The pledge also called for "the phase down of unabated coal power" and an end to the financing of new coal-fired power plants. It also included a target to double the global rate of energy efficiency by 2030.

Climate vulnerable countries insisted that the goals must be paired with a deal among countries at COP28 to phase out the world's use of fossil fuels.

More than 20 nations also signed a declaration on Saturday aiming to triple nuclear power capacity by 2050, with US climate envoy John Kerry saying the world cannot achieve "net zero" emissions without building new reactors.

"We are not making the argument that this is absolutely going to be the sweeping alternative to every other energy source," Kerry said during a launch ceremony at COP28.

"But ... you can't get to net-zero 2050 without some nuclear, just as you can't get there without some use of carbon capture, utilisation and storage," Kerry said.

Global nuclear capacity now stands at 370 gigawatts, with 31 countries running reactors. Tripling that capacity by 2050 would require a significant scaling up in new approvals - and finance.

The Biden administration on Saturday also unveiled final rules aimed at cracking down on US oil and gas industry releases of methane, part of a global plan to rein in emissions that contribute to climate change.

Meanwhile, several governments, philanthropies, and the private sector said they have mobilised $1 billion in grants to supports countries' efforts to tackle the potent gas.
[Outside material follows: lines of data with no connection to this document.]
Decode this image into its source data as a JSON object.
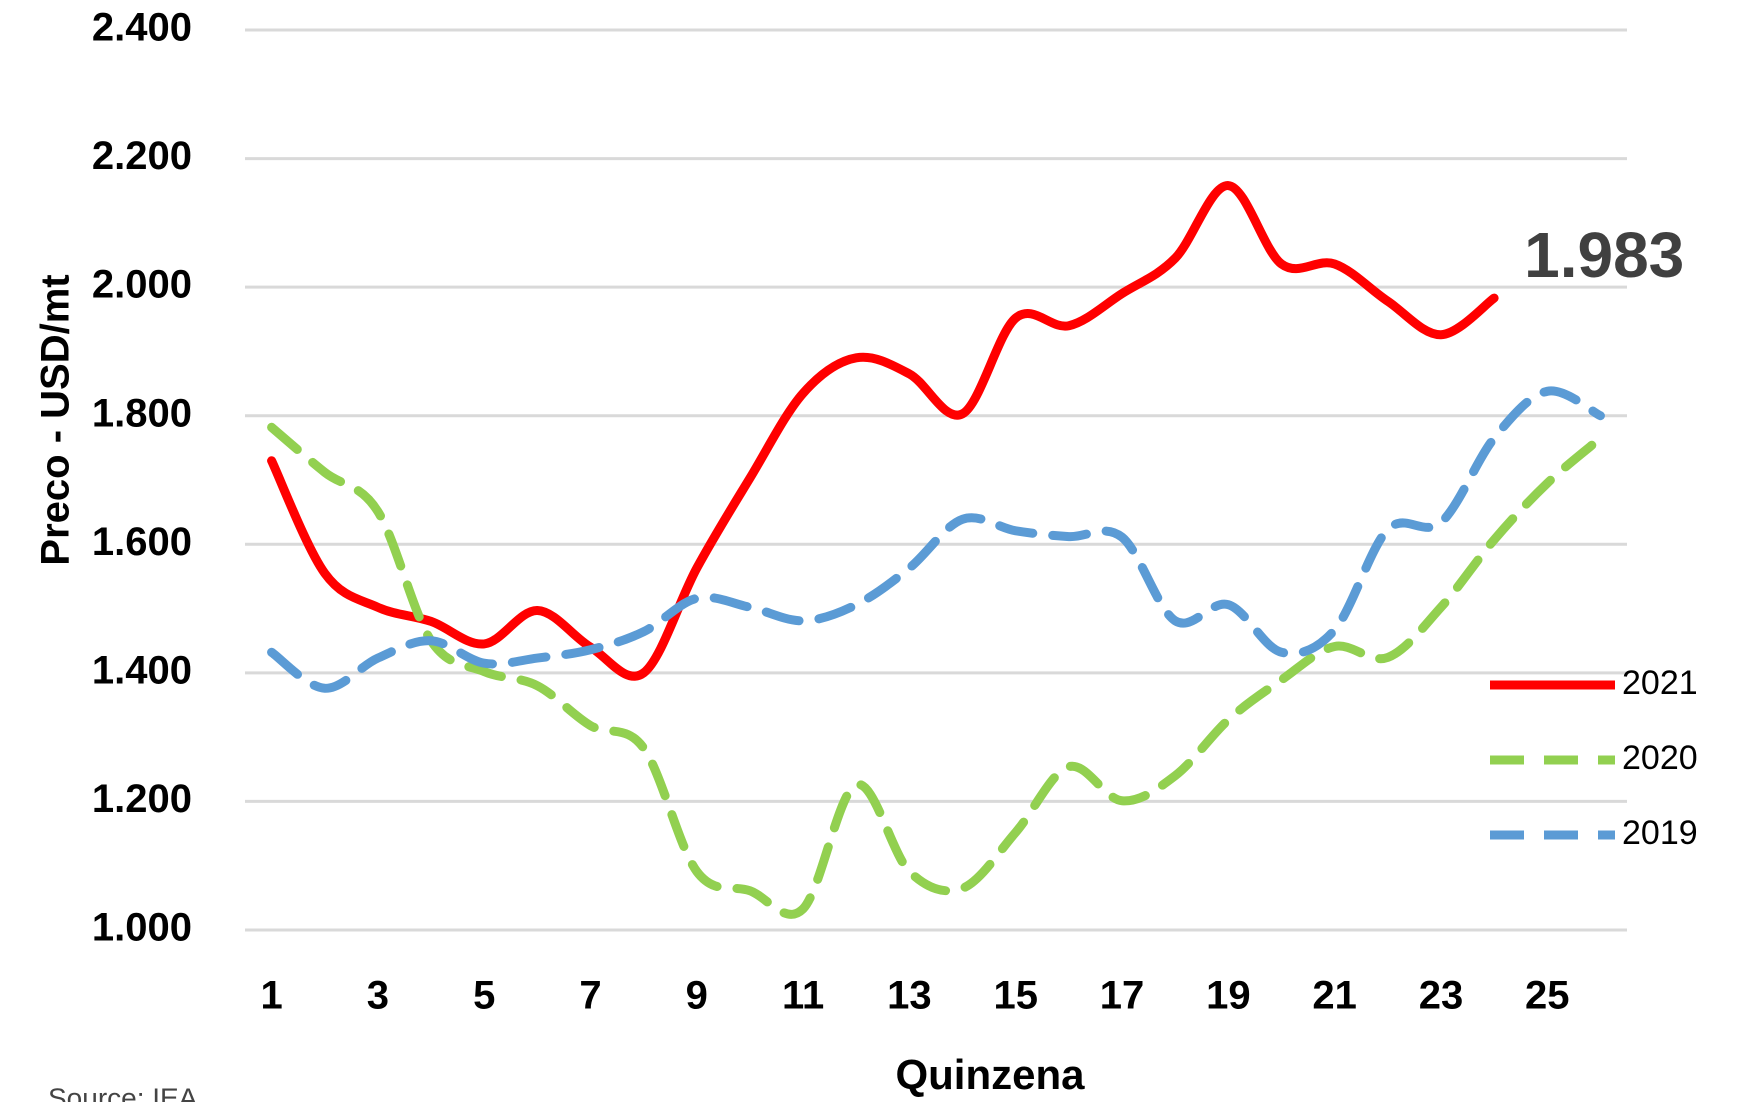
{
  "chart_data": {
    "type": "line",
    "y_label": "Preco - USD/mt",
    "x_label": "Quinzena",
    "source": "Source: IEA",
    "x": [
      1,
      2,
      3,
      4,
      5,
      6,
      7,
      8,
      9,
      10,
      11,
      12,
      13,
      14,
      15,
      16,
      17,
      18,
      19,
      20,
      21,
      22,
      23,
      24,
      25,
      26
    ],
    "xlim": [
      0.5,
      26.5
    ],
    "xticks": [
      1,
      3,
      5,
      7,
      9,
      11,
      13,
      15,
      17,
      19,
      21,
      23,
      25
    ],
    "ylim": [
      1000,
      2400
    ],
    "yticks": [
      {
        "value": 1000,
        "label": "1.000"
      },
      {
        "value": 1200,
        "label": "1.200"
      },
      {
        "value": 1400,
        "label": "1.400"
      },
      {
        "value": 1600,
        "label": "1.600"
      },
      {
        "value": 1800,
        "label": "1.800"
      },
      {
        "value": 2000,
        "label": "2.000"
      },
      {
        "value": 2200,
        "label": "2.200"
      },
      {
        "value": 2400,
        "label": "2.400"
      }
    ],
    "grid": true,
    "legend": "right",
    "series": [
      {
        "name": "2021",
        "color": "#ff0000",
        "dash": false,
        "values": [
          1730,
          1555,
          1502,
          1480,
          1445,
          1497,
          1440,
          1400,
          1563,
          1703,
          1835,
          1890,
          1865,
          1803,
          1952,
          1940,
          1990,
          2045,
          2158,
          2036,
          2036,
          1978,
          1926,
          1983,
          null,
          null
        ],
        "value_labels": [
          null,
          null,
          null,
          null,
          null,
          null,
          null,
          null,
          null,
          null,
          null,
          null,
          null,
          null,
          null,
          null,
          null,
          null,
          null,
          null,
          null,
          null,
          null,
          "1.983",
          null,
          null
        ]
      },
      {
        "name": "2020",
        "color": "#92d050",
        "dash": true,
        "values": [
          1782,
          1712,
          1651,
          1450,
          1402,
          1380,
          1318,
          1283,
          1091,
          1061,
          1033,
          1226,
          1091,
          1065,
          1152,
          1254,
          1201,
          1240,
          1327,
          1389,
          1441,
          1424,
          1502,
          1607,
          1695,
          1765
        ]
      },
      {
        "name": "2019",
        "color": "#5b9bd5",
        "dash": true,
        "values": [
          1432,
          1376,
          1423,
          1450,
          1415,
          1423,
          1436,
          1464,
          1516,
          1502,
          1481,
          1506,
          1563,
          1639,
          1621,
          1612,
          1611,
          1481,
          1506,
          1432,
          1467,
          1623,
          1634,
          1765,
          1838,
          1800
        ]
      }
    ]
  }
}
Two major emitters of methane, Turkmenistan and Kazakhstan, joined the Global Methane Pledge, a voluntary agreement by over 150 countries to slash their methane emissions by 30% by 2030.

The World Bank on Saturday launched an 18-month "blueprint for methane reduction” that will set up 15 national programs aimed at cutting methane emissions from activities like rice production, livestock operations, and waste management.